Company CEO Hitesh Sheth said Vectra’s Cognito platform applies machine learning algorithms to network metadata captured across the extended enterprise. Data scientists working for the company then use the analytics generated by Cognito to create an AI model on behalf of the customer. As that AI model continues to be tuned, potential threats are automatically triaged, prioritized based on risk level and correlated with compromised host devices. That capability condenses the amount of effort required on the part of cybersecurity professional as tasks that once took weeks or months are reduced to minutes, said Sheth.
The Cognito platform employs behavioral detection algorithms to analyze metadata from captured packets rather than relying on deep packet inspection to identify threats.
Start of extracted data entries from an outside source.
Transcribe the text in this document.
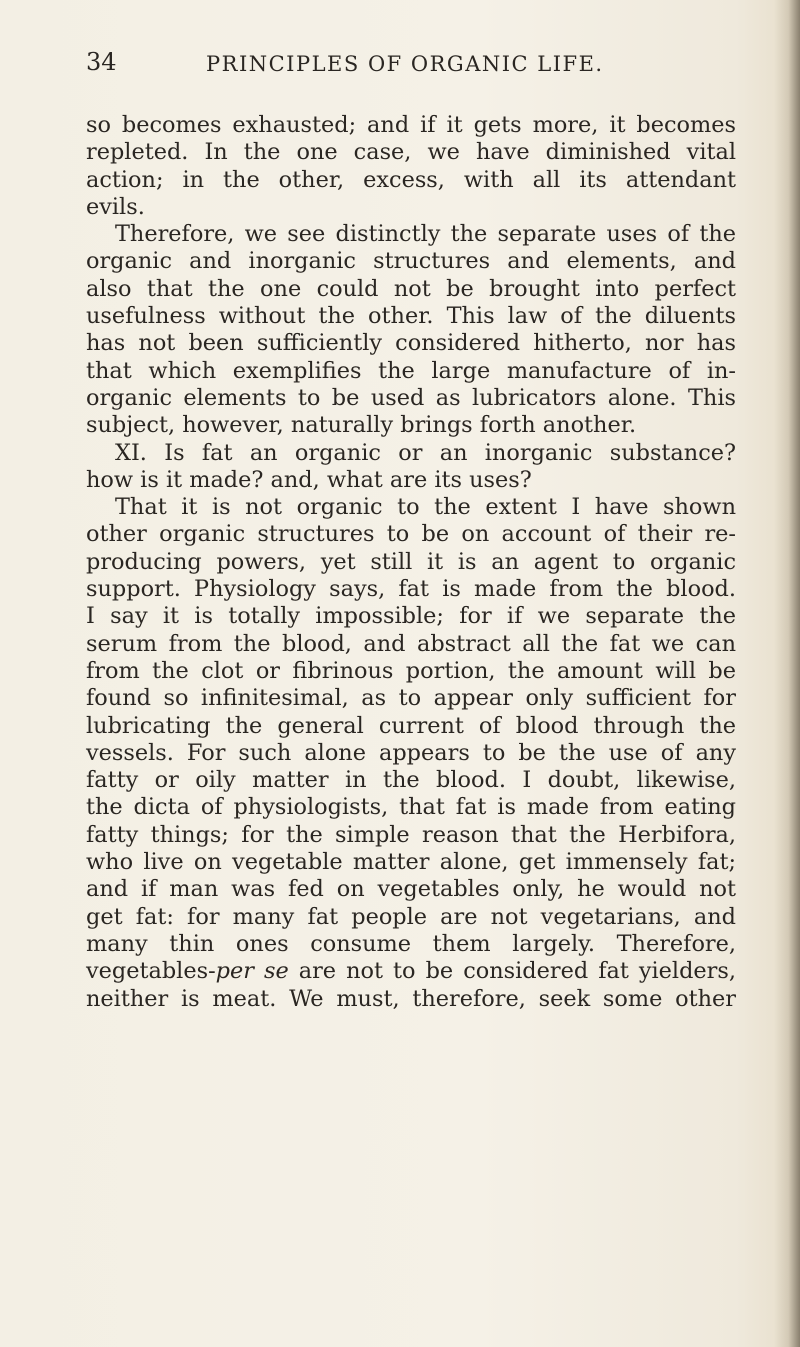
34	PRINCIPLES OF ORGANIC LIFE.
so becomes exhausted; and if it gets more, it becomes
repleted. In the one case, we have diminished vital
action; in the other, excess, with all its attendant
evils.
Therefore, we see distinctly the separate uses of the
organic and inorganic structures and elements, and
also that the one could not be brought into perfect
usefulness without the other. This law of the diluents
has not been sufficiently considered hitherto, nor has
that which exemplifies the large manufacture of in-
organic elements to be used as lubricators alone. This
subject, however, naturally brings forth another.
XI. Is fat an organic or an inorganic substance?
how is it made? and, what are its uses?
That it is not organic to the extent I have shown
other organic structures to be on account of their re-
producing powers, yet still it is an agent to organic
support. Physiology says, fat is made from the blood.
I say it is totally impossible; for if we separate the
serum from the blood, and abstract all the fat we can
from the clot or fibrinous portion, the amount will be
found so infinitesimal, as to appear only sufficient for
lubricating the general current of blood through the
vessels. For such alone appears to be the use of any
fatty or oily matter in the blood. I doubt, likewise,
the dicta of physiologists, that fat is made from eating
fatty things; for the simple reason that the Herbifora,
who live on vegetable matter alone, get immensely fat;
and if man was fed on vegetables only, he would not
get fat: for many fat people are not vegetarians, and
many thin ones consume them largely. Therefore,
vegetables-per se are not to be considered fat yielders,
neither is meat. We must, therefore, seek some other
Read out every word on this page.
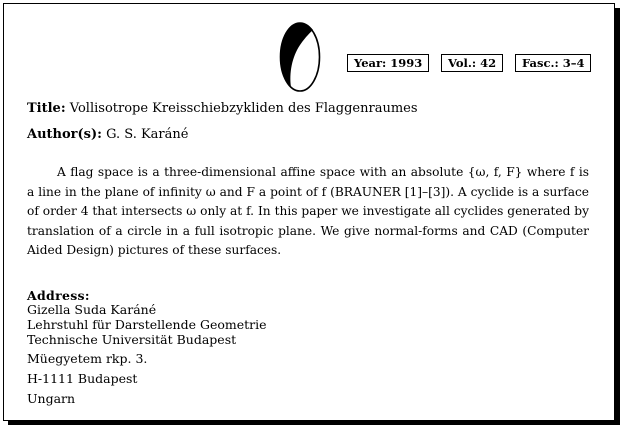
Year: 1993	Vol.: 42	Fasc.: 3–4
Title: Vollisotrope Kreisschiebzykliden des Flaggenraumes
Author(s): G. S. Karáné

A flag space is a three-dimensional affine space with an absolute {ω, f, F} where f is a line in the plane of infinity ω and F a point of f (BRAUNER [1]–[3]). A cyclide is a surface of order 4 that intersects ω only at f. In this paper we investigate all cyclides generated by translation of a circle in a full isotropic plane. We give normal-forms and CAD (Computer Aided Design) pictures of these surfaces.

Address:
Gizella Suda Karáné
Lehrstuhl für Darstellende Geometrie
Technische Universität Budapest
Müegyetem rkp. 3.
H-1111 Budapest
Ungarn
That capability enables Cognito AI to detect hidden and unknown attacks in real time regardless of whether traffic is encrypted or not.
At a time when there is a chronic shortage of cybersecurity expertise with no signs of abating anytime soon, Sheth said the only viable alternative to resolving persistent cybersecurity issues is to rely more on AI. The challenge is that as the hype surrounding cybersecurity AI continues to increase, it’s becoming difficult for organizations to distinguish between real data science and companies that are applying machine learning algorithms to automate a handful of tasks.
As IT environments become more complex, Sheth noted, defending IT environments will only become more challenging. Not only are there now more types of applications workloads being deployed, he said cybersecurity teams today need to monitor a much higher rate of change. At the same time, many workloads are being deployed on cloud computing platforms that cybersecurity teams are being asked to trust. The Cognito platform provides a mechanism that enables cybersecurity teams to analyze network traffic wherever it flows, which Sheth said provides a way for cybersecurity teams to verify the security of platforms they don’t directly manage.
Timing is everything when it comes to preventing and remediating security breaches. The first priority is to limit the number of threats that could harm the enterprise. Given the increased sophistication and volume of the threats being faced, it’s unlikely any organization is going to combat cybercriminals effectively without relying on some form of AI. In fact, chances are high many cybercriminals are starting to employ AI to better target their attacks. Organizations will need to invest in cybersecurity AI just to keep the odds relatively even.
Naturally, Vectra is not the only cybersecurity vendors investing heavily in AI. However, according to the company, Vectra saw 104% growth in annual recurring revenue in 2018 compared to a relatively small base of revenue in 2017. The issue that has yet to determined is just how much money any cybersecurity vendor must raise and spend to win the cybersecurity AI arms race.